Cloud - SRE Manager - Infrastructure at Elastic
Thanks to our ongoing expansion we have the opportunity to grow our Site Reliability team. We're a part of the Elastic Cloud engineering team with a focus on solving Cloud operations problems and keeping the SaaS online, who aren’t afraid to get our hands dirty. We are the first line of consumers for Elastic's products and our experience helps influence the direction of the stack. While most organizations may have a single or a handful of Elastic Stack deployments, here you’ll be responsible for identifying, troubleshooting and reporting platform problems to product engineers (or fixing the code yourself) in order to ensure that the thousands of Elasticsearch clusters we manage are providing a stable and reliable service. We’re looking for people who are just as passionate about troubleshooting issues with distributed systems as they are to automate, code and collaborate to solve problems.What You Will Be Doing:
- Manage, mentor and lead a globally distributed team that is passionate about Elastic Cloud infrastructure services and collaborate on issues with product engineers
- You will be technically focused and participate in software engineering, writing code for the continuing reduction of human intervention in operational tasks and automation of processes
- Monitor the Elastic Cloud platform and Cloud infrastructure, responding to incidents, correcting and improving systems to prevent incidents and planning capacity
- Manage Cloud provider infrastructure, system deployments and product releases
- Demonstrate and promote standard methodologies for teams using Cloud platforms
- Participate in 24x365 on-call schedules
- Foster a culture of mutual respect, collaboration and consensus-based decision-making
- Promote collaboration and sharing of knowledge with team, organisation and community
- Support development and training through regular mentorship and performance management
- Recruit exceptional candidates to support team growth
- Increase reliability of the Elasticsearch services
- You are a seasoned SRE located in either the US or APJ.

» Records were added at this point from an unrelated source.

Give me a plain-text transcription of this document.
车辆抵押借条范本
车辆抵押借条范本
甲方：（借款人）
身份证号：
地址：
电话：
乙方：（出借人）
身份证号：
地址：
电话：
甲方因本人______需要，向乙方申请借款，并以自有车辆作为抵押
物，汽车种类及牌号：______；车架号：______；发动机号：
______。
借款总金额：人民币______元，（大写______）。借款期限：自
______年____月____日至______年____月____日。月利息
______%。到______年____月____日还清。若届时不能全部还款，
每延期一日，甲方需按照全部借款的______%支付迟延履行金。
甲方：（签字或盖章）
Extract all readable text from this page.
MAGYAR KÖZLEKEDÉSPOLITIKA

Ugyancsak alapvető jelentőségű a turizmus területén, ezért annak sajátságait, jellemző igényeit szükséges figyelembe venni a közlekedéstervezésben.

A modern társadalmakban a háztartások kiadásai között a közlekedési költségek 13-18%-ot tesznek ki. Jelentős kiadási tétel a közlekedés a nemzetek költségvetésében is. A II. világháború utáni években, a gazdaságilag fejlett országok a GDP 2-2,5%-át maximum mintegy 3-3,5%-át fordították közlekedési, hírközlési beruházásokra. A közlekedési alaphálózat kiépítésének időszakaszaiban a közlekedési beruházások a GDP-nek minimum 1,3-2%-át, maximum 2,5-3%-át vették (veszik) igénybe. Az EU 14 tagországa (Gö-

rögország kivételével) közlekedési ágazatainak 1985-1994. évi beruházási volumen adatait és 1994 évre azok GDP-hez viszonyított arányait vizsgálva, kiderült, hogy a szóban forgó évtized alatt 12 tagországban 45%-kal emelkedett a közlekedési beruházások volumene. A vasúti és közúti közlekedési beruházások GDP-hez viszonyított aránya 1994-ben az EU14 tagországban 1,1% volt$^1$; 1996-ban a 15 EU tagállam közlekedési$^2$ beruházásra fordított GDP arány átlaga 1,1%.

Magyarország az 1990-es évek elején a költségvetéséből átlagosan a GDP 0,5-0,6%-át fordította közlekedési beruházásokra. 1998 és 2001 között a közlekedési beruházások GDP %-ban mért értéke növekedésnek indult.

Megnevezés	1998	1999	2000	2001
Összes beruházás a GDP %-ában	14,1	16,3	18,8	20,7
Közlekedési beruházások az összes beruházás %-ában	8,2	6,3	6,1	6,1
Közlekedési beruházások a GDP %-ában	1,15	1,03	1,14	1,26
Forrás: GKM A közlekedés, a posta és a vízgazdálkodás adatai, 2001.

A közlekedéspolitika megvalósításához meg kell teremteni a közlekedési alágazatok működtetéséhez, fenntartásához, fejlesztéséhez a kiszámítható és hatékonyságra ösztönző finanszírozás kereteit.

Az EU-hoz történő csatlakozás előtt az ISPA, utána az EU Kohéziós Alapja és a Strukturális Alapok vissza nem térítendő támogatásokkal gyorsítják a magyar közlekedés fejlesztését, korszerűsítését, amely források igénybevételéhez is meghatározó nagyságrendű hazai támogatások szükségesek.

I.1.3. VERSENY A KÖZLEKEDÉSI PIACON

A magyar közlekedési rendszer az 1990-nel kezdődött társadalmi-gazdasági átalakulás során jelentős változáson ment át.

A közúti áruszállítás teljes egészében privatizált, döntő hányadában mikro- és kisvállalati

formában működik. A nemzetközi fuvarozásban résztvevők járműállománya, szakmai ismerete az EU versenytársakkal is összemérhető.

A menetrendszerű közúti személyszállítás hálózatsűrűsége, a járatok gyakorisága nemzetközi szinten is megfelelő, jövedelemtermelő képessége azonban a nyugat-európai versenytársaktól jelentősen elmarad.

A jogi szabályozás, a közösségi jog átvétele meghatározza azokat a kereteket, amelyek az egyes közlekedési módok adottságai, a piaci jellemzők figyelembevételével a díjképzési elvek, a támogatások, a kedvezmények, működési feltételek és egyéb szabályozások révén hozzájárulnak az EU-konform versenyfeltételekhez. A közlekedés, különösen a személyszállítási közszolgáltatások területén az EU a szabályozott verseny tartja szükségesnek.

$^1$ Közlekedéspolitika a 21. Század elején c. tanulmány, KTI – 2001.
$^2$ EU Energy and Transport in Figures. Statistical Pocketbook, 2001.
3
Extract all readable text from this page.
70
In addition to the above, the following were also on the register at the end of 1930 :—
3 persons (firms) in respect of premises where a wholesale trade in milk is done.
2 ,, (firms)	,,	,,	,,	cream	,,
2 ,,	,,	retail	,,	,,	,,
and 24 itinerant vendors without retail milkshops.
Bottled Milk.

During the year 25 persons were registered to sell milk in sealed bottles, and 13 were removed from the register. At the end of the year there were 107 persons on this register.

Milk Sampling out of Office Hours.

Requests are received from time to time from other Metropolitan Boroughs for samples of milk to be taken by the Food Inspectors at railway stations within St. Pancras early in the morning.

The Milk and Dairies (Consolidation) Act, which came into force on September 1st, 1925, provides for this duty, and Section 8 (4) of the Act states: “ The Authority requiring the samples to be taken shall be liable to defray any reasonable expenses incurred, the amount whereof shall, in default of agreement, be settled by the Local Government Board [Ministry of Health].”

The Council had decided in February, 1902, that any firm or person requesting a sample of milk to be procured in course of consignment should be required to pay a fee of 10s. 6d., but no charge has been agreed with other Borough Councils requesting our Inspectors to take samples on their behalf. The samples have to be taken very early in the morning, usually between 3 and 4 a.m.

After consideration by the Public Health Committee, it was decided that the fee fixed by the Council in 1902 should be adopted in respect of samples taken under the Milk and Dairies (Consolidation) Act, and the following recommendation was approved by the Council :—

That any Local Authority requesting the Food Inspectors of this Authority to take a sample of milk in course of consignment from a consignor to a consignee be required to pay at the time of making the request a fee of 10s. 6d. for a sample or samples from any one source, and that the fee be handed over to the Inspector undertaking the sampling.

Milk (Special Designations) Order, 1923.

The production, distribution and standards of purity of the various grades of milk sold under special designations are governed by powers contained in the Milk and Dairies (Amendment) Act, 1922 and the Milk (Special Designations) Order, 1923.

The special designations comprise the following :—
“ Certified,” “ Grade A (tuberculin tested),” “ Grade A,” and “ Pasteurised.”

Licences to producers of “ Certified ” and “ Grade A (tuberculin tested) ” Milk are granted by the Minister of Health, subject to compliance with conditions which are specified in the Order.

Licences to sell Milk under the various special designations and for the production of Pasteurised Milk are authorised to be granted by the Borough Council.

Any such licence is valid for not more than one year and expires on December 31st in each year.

- Experience leading teams of engineers (people manager, tech lead)
- You are comfortable writing software to automate API-driven tasks at scale. SRE's use Python and Go regularly but are also encouraged to contribute to the product codebase in Java, Scala, and Python.
- At least three years of experience using a public Cloud; AWS, GCP, Azure, SoftLayer or OpenStack
- You have used Ansible, Puppet, Chef or another config management suite, know where it's broken, and open to trying new alternatives
- You have experience with project and roadmap planning
- A healthy knowledge of Linux (have compiled your own kernel at some point, know how to trace syscalls, understand TCP, care about the difference between sysvinit/runit/systemd, etc.)
- Relentless desire to automate and build software tools
- Desire to represent work in git, driven by a GitHub workflow through issues and pull requests
- Love open source development, and have contributed to some project somewhere (doesn't have to be ours), whether through mailing lists, patches, documentation, etc.
- Enjoy working remotely and the communication it requires
- Love a diverse environment, working with men and women all over the world
We're looking to hire team members invested in realizing the goal of making real-time data exploration easy and available to anyone. As a distributed company, we believe that diversity drives our vibe! Whether you're looking to launch a new career or grow an existing one, Elastic is the type of company where you can balance great work with great life.
- Competitive pay based on the work you do here and not your previous salary
- Global minimum of 16 weeks of parental leave (moms & dads)
- Generous vacation time and one week of volunteer time off
- Your age is only a number. It doesn't matter if you're just out of college or your children are; we need you for what you can do.